Wednesday, February 9, 2011

Wild Texas Bushpoppers

One of the great philosophers of our time, Adam Sandler, said something in an interview tonight that was truly profound, “She (his wife) has the power to destroy me.”  Although he said it in his usual joking manner, there was definitely something serious in his eyes and I think he knew the statement was also very true.
When I thought about his comment later, it hit me: I have the power to destroy my spouse too.

I’m not talking super-hero-powers here (which I’m sure will greatly disappoint my two boys) but super-power nonetheless.  I have the power of both life and death in the words I say, the power to build up or destroy someone and THAT is no joke.  (Prov. 18:21)

Let that idea just really hit home for a moment…our words have power to bring LIFE or DEATH.  Geez, thanks God, for that responsibility…no pressure, right?!

I am the first to admit I am no John Wayne and I have not yet mastered the art of lassoing in my wayward tongue when I get a bit of Irish fire started in my veins.  But good ol’ John’s deep throated drawl sometimes sounds off in my head when I’m about to speak something negative to my honey-pie,

(Click here to hear what he says, best coming straight from the source)

Sometimes I "can it" and avoid making that mistake and being a wild Texas Brushpopper (whatever that is!) but more often than not, I blow it.  Darn it!  If only I could just keep my mouth shut until that Irish spitfire in me simmers down.

The times I do build up my spouse (or children, friends, family, etc.), the results of those positive words are much quicker and cheaper than anything you could ever buy on an infomercial (even if it is only 3 easy payments of $9.99 plus shipping and handling and swindling cost).  A lit up face, a huge grin, a desire to do something kind in return; these are just a few of the wonders a kind word will evoke.
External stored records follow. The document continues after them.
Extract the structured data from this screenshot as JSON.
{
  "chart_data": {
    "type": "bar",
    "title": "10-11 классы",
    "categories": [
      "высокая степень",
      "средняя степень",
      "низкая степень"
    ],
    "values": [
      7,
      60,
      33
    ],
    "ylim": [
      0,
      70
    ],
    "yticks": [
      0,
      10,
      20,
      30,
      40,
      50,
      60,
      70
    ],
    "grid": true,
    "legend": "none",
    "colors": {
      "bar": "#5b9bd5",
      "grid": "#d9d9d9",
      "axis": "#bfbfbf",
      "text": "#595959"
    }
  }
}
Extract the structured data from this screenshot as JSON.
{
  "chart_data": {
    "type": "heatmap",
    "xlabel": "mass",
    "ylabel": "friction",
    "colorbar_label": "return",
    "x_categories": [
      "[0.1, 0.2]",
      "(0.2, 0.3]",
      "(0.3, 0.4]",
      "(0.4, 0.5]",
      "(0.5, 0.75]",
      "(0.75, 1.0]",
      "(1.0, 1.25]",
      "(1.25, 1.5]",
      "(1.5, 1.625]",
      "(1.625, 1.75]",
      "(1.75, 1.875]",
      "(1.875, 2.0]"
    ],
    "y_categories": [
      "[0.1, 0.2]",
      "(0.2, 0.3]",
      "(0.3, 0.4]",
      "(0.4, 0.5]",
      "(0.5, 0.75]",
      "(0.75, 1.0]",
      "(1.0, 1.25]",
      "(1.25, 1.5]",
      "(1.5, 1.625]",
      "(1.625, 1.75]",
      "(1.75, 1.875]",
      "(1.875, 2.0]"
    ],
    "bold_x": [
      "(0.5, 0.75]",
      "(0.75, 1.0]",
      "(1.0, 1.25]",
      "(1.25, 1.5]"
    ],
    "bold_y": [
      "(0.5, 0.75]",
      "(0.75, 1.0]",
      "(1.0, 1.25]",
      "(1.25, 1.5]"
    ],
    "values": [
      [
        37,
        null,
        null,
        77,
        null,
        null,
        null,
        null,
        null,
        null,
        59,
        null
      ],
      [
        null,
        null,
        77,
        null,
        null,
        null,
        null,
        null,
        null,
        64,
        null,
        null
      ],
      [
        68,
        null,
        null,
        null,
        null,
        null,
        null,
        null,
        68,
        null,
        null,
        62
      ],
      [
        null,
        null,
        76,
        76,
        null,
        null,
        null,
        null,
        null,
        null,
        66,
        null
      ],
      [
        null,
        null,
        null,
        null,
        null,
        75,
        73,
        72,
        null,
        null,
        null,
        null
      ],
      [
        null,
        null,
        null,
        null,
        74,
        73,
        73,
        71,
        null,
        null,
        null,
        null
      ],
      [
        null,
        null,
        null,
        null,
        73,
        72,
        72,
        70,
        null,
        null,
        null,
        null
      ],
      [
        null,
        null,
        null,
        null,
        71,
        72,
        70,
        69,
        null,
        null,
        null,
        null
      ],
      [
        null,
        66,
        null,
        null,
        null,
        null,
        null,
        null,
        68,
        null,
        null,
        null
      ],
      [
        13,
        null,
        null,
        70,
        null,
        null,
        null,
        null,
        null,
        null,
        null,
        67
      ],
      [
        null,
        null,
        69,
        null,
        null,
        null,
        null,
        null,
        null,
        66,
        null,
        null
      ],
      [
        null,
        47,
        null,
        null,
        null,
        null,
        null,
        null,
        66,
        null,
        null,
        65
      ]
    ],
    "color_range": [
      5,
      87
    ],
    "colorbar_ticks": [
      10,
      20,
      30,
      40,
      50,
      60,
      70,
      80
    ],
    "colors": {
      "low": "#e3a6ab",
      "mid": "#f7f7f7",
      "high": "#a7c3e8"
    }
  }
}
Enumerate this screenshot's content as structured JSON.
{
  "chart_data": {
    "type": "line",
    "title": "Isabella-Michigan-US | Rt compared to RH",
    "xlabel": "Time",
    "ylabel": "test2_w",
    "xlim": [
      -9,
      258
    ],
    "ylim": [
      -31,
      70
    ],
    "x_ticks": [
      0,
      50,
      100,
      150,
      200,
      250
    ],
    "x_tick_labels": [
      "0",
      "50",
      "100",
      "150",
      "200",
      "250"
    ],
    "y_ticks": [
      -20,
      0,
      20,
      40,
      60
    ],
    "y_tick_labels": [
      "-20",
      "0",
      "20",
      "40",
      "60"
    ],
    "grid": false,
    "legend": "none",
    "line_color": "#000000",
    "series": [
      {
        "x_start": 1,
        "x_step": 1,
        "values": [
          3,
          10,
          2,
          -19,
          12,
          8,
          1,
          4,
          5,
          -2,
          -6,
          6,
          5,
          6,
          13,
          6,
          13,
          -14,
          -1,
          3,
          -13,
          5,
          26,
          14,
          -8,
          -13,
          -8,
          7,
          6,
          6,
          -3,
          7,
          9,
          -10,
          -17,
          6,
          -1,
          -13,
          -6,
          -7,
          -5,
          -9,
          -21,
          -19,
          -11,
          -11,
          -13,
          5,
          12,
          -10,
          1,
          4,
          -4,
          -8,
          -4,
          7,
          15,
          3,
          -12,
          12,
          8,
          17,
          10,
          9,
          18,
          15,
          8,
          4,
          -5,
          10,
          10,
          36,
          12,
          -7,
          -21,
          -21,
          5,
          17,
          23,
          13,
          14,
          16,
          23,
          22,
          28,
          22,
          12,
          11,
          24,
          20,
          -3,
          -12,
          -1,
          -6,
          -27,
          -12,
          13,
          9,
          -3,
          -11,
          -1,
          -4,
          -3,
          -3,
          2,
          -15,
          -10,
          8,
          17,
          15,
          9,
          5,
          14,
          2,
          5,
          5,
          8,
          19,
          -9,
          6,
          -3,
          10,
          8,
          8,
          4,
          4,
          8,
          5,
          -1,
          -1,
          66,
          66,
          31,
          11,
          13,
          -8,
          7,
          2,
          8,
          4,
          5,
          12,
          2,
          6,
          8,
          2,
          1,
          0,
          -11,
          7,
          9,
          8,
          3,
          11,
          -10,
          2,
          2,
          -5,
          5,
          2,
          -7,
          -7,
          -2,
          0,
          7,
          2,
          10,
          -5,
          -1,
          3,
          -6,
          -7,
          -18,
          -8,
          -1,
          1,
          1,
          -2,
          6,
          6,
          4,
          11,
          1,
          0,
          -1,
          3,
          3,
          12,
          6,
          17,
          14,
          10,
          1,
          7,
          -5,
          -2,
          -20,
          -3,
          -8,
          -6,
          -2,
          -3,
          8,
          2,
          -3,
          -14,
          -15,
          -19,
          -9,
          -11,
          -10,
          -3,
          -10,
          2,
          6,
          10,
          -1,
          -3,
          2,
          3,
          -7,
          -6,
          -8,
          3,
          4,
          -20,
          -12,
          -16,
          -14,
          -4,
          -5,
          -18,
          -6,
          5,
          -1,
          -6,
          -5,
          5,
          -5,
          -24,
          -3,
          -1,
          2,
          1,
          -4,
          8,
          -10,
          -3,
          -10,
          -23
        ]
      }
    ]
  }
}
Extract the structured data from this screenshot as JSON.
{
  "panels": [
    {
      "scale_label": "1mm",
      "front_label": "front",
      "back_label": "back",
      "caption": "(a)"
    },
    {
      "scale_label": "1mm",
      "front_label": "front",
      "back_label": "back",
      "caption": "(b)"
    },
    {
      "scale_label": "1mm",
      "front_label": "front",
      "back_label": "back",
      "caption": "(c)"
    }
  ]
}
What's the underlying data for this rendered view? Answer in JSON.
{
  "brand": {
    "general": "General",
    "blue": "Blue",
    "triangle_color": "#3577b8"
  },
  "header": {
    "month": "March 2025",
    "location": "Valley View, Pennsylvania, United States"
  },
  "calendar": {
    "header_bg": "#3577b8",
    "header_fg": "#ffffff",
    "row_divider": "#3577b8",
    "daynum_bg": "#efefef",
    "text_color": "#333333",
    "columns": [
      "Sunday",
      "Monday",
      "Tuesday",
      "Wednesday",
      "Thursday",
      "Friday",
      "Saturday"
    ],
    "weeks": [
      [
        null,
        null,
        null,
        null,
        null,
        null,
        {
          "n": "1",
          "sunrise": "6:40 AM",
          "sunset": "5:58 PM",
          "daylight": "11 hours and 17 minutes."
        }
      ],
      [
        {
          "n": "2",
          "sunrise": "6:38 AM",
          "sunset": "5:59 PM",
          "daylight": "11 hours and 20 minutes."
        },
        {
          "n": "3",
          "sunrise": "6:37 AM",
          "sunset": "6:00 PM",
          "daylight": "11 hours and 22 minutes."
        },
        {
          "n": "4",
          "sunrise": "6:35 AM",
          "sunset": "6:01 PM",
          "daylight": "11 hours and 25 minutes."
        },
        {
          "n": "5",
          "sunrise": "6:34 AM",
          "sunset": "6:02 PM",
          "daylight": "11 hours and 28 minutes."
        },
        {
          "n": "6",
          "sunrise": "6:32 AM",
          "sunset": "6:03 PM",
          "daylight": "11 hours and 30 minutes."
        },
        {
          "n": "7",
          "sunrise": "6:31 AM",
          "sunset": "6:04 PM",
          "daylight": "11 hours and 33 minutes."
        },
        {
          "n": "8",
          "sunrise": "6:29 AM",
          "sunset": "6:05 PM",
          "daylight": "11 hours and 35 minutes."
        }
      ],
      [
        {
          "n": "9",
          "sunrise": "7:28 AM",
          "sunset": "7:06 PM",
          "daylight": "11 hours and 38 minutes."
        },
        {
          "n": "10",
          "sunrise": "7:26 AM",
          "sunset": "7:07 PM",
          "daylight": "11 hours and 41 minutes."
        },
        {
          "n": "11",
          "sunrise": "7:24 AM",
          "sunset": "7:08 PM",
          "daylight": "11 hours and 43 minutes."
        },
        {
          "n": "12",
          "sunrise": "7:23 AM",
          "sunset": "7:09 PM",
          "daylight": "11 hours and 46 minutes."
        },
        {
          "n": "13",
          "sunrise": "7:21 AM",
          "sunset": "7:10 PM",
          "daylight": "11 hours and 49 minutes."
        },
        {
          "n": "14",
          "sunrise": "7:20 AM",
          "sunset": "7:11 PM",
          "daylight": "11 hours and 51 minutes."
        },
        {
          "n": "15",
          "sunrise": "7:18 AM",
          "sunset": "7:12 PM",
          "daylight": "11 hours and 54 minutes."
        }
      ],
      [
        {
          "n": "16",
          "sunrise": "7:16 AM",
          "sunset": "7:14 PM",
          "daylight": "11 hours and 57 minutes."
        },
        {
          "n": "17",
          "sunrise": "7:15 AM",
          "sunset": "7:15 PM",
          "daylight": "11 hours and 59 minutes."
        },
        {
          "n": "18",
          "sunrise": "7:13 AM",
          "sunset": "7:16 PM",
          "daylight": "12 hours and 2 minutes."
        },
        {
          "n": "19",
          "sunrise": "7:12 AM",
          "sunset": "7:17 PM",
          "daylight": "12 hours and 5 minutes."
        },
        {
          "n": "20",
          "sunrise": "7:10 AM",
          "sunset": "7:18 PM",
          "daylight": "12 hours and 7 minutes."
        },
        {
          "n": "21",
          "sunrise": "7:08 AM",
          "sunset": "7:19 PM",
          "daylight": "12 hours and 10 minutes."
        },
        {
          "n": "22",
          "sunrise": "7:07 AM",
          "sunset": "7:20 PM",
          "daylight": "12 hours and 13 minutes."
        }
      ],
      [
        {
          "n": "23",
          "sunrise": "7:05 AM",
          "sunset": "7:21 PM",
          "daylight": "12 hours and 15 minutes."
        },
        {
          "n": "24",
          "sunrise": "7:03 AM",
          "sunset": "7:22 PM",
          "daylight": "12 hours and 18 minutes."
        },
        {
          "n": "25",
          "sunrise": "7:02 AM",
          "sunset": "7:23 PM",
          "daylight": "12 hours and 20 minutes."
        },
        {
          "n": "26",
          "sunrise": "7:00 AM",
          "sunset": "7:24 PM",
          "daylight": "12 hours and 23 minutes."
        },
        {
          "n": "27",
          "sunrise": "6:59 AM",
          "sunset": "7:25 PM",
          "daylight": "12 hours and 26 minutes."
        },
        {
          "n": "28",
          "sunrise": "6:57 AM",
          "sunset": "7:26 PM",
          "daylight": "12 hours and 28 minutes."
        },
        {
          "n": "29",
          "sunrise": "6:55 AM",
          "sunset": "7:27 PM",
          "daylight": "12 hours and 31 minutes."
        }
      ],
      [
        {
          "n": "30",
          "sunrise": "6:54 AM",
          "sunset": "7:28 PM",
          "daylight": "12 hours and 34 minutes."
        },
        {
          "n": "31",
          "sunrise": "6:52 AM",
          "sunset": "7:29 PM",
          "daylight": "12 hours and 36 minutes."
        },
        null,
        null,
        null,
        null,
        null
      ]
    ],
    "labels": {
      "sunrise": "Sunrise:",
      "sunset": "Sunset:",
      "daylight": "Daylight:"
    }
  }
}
Many of you have heard of Florence Littaeur, one of the most influential and successful woman of our time.  Her success was hard-won as she fought most of her life to overcome many inner insecurities that she had.  Although she would never fault her mother for some of these, she once shared that her mom was never a very encouraging person.

When Florence grew up and asked her mother why she never said anything uplifting or kind to them when they were kids, her mom said this, “I didn’t want to say something good about you and be proven wrong later.”


The power of words.

Come to think of it, I’m going to stop typing this blog right now. There is a very sweet guy that just collapsed into a chair after a long day of working hard for his family and I have some life-giving words that are long overdue that I need to give him.